A respeito dos princípios informativos da Administração Pública, é INCORRETO afirmar que
- A) a autotutela decorre do próprio princípio da legalidade, pois deve a Administração Pública controlar a legalidade dos atos praticados, podendo anular aqueles editados com vícios, independentemente do Poder Judiciário.
- B) o princípio da moralidade administrativa exige que o agente público aponte os fundamentos de fato e de direito nas suas decisões e atos.
- C) há proibição de constar nome, símbolos ou imagens que possam caracterizar promoção de agentes públicos na divulgação de obras ou serviços públicos.
- D) o interesse público tem supremacia sobre o interesse individual, devendo ser observado seja na elaboração da lei, seja quando da sua execução pela Administração Pública.
- E) o princípio da publicidade exige da Administração Pública ampla divulgação dos seus atos, mas é admissível o sigilo nas hipóteses legais.
Resposta:
A alternativa correta é letra B) o princípio da moralidade administrativa exige que o agente público aponte os fundamentos de fato e de direito nas suas decisões e atos.
O erro está na letra B, isso porque a indicação dos fundamentos de fato e de direito é próprio do princípio da motivação e não da moralidade.

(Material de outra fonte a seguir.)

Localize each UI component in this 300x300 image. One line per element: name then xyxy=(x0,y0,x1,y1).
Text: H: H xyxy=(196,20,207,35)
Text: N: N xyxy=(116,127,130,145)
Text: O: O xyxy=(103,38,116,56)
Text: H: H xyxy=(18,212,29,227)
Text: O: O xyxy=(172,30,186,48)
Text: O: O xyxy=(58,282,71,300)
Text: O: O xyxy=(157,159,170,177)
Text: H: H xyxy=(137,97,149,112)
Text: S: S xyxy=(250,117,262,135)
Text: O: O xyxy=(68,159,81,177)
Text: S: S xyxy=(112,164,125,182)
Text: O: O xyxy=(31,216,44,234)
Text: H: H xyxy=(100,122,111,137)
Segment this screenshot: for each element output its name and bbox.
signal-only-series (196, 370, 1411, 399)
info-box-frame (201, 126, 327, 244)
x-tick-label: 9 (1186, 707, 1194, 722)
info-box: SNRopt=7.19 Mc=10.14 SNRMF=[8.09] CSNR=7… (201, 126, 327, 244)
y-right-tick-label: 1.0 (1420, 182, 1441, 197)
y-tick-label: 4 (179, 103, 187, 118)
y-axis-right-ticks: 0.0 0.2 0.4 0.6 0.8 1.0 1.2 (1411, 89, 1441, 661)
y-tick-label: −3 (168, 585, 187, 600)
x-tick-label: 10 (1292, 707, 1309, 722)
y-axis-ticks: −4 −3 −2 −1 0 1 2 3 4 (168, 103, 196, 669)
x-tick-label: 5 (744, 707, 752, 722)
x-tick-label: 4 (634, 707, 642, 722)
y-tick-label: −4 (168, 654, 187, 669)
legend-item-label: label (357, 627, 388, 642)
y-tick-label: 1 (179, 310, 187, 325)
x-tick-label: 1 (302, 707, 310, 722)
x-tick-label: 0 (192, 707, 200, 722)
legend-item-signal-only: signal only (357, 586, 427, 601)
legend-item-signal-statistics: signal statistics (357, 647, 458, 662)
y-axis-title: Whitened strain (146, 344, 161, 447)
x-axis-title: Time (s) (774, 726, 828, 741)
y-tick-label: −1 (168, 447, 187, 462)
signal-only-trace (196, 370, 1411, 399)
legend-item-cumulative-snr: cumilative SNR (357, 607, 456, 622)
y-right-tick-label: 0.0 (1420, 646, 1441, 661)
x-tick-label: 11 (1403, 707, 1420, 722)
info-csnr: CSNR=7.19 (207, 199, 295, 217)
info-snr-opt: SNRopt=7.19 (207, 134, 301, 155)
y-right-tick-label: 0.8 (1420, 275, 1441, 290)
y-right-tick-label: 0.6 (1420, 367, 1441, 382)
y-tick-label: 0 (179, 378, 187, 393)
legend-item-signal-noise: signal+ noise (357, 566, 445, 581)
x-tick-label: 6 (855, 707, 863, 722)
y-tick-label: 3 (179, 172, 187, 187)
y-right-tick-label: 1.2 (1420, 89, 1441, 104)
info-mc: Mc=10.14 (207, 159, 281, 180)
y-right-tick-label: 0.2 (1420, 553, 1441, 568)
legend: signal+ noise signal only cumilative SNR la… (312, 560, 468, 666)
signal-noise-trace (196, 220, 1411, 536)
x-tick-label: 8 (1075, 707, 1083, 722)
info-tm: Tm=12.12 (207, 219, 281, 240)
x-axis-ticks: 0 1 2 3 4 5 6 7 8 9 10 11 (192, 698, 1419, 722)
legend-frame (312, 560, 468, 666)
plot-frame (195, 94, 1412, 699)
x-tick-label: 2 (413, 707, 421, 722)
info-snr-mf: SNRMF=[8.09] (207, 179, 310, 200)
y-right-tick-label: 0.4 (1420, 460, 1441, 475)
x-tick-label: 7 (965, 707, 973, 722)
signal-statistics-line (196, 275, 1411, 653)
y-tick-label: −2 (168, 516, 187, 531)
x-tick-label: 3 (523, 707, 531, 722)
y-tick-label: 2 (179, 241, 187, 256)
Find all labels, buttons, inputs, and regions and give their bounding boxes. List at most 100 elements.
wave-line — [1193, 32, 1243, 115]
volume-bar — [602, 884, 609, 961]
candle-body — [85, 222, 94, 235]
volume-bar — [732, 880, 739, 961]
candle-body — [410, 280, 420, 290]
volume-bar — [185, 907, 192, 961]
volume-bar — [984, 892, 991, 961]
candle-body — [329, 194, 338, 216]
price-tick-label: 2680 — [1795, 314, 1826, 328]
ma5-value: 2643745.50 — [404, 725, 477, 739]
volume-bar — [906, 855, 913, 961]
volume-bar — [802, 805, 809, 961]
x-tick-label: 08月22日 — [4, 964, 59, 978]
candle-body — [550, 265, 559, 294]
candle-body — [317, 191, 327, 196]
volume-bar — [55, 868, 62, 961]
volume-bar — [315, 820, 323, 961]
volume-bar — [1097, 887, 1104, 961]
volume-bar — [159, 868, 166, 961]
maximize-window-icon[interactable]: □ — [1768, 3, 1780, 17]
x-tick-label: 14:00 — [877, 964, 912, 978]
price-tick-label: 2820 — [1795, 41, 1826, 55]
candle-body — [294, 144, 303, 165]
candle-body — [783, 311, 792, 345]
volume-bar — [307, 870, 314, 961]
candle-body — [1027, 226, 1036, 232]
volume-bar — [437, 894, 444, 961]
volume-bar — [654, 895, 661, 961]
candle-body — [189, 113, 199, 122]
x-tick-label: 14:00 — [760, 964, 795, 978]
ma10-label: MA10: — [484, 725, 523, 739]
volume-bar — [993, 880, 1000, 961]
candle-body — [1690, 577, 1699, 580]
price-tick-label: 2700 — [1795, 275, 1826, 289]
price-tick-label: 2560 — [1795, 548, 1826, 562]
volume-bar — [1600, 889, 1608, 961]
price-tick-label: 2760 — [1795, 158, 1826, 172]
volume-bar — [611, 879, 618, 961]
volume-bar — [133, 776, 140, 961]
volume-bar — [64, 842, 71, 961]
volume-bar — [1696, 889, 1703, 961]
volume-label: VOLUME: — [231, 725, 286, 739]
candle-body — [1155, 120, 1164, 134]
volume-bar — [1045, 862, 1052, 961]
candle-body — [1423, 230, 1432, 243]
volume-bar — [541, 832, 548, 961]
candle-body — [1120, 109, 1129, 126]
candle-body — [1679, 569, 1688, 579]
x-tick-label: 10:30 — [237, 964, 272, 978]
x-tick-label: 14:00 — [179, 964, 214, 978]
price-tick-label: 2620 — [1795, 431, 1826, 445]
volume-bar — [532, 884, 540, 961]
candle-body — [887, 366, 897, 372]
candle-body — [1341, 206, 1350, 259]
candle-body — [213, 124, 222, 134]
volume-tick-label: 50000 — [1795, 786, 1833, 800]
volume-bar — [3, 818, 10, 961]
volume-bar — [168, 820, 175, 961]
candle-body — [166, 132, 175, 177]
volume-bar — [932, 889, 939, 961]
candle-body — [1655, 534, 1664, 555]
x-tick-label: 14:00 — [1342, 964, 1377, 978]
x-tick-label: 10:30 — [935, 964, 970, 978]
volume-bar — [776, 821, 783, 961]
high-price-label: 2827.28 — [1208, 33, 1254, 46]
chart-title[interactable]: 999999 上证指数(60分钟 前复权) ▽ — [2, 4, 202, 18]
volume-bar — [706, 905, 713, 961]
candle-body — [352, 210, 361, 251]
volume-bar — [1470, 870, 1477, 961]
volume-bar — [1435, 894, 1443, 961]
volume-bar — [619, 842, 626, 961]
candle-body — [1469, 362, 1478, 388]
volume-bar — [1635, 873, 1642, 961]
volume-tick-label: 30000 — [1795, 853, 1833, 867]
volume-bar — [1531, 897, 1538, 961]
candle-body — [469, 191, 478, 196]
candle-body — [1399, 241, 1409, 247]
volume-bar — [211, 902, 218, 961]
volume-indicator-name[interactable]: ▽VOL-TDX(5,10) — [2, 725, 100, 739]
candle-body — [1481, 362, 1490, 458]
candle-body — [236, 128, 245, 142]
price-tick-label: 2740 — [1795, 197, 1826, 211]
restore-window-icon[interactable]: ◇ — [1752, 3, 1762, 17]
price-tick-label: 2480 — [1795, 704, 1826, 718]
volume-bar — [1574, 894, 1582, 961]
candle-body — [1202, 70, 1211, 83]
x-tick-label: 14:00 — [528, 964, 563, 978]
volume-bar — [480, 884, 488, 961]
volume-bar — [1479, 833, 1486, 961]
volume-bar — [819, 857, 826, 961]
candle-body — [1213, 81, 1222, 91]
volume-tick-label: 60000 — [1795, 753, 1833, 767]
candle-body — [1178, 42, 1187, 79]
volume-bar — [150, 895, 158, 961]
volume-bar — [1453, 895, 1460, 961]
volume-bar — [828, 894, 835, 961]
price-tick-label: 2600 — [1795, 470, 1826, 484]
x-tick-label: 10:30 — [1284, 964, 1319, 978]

A letra A está correta. É recorrente nos concursos a citação da Súmula 473 do STF, que nos elucida o princípio da autotutela. Nos termos da autotutela, a Administração pode, de ofício, anular seus atos ilegais e revogar os atos inconvenientes e inoportunos.
A letra C está correta. Uma das aplicações da impessoalidade acha-se no art. 37, §1º, da CF, que veda o uso de símbolos, imagens ou nomes que acarrete autopromoção dos agentes públicos.
A letra D está correta. O princípio da supremacia do interesse público sobre o particular dirige-se, de fato, tanto ao legislador, como aos administradores públicos. Ou seja, as leis devem priorizar o interesse social e os administradores, executores das leis, devem cumpri-las a contento.
A letra E está correta. Apesar de a publicidade ser a regra, o próprio texto constitucional ressalva determinadas situações, como, por exemplo, assuntos atinentes à segurança da sociedade e do Estado.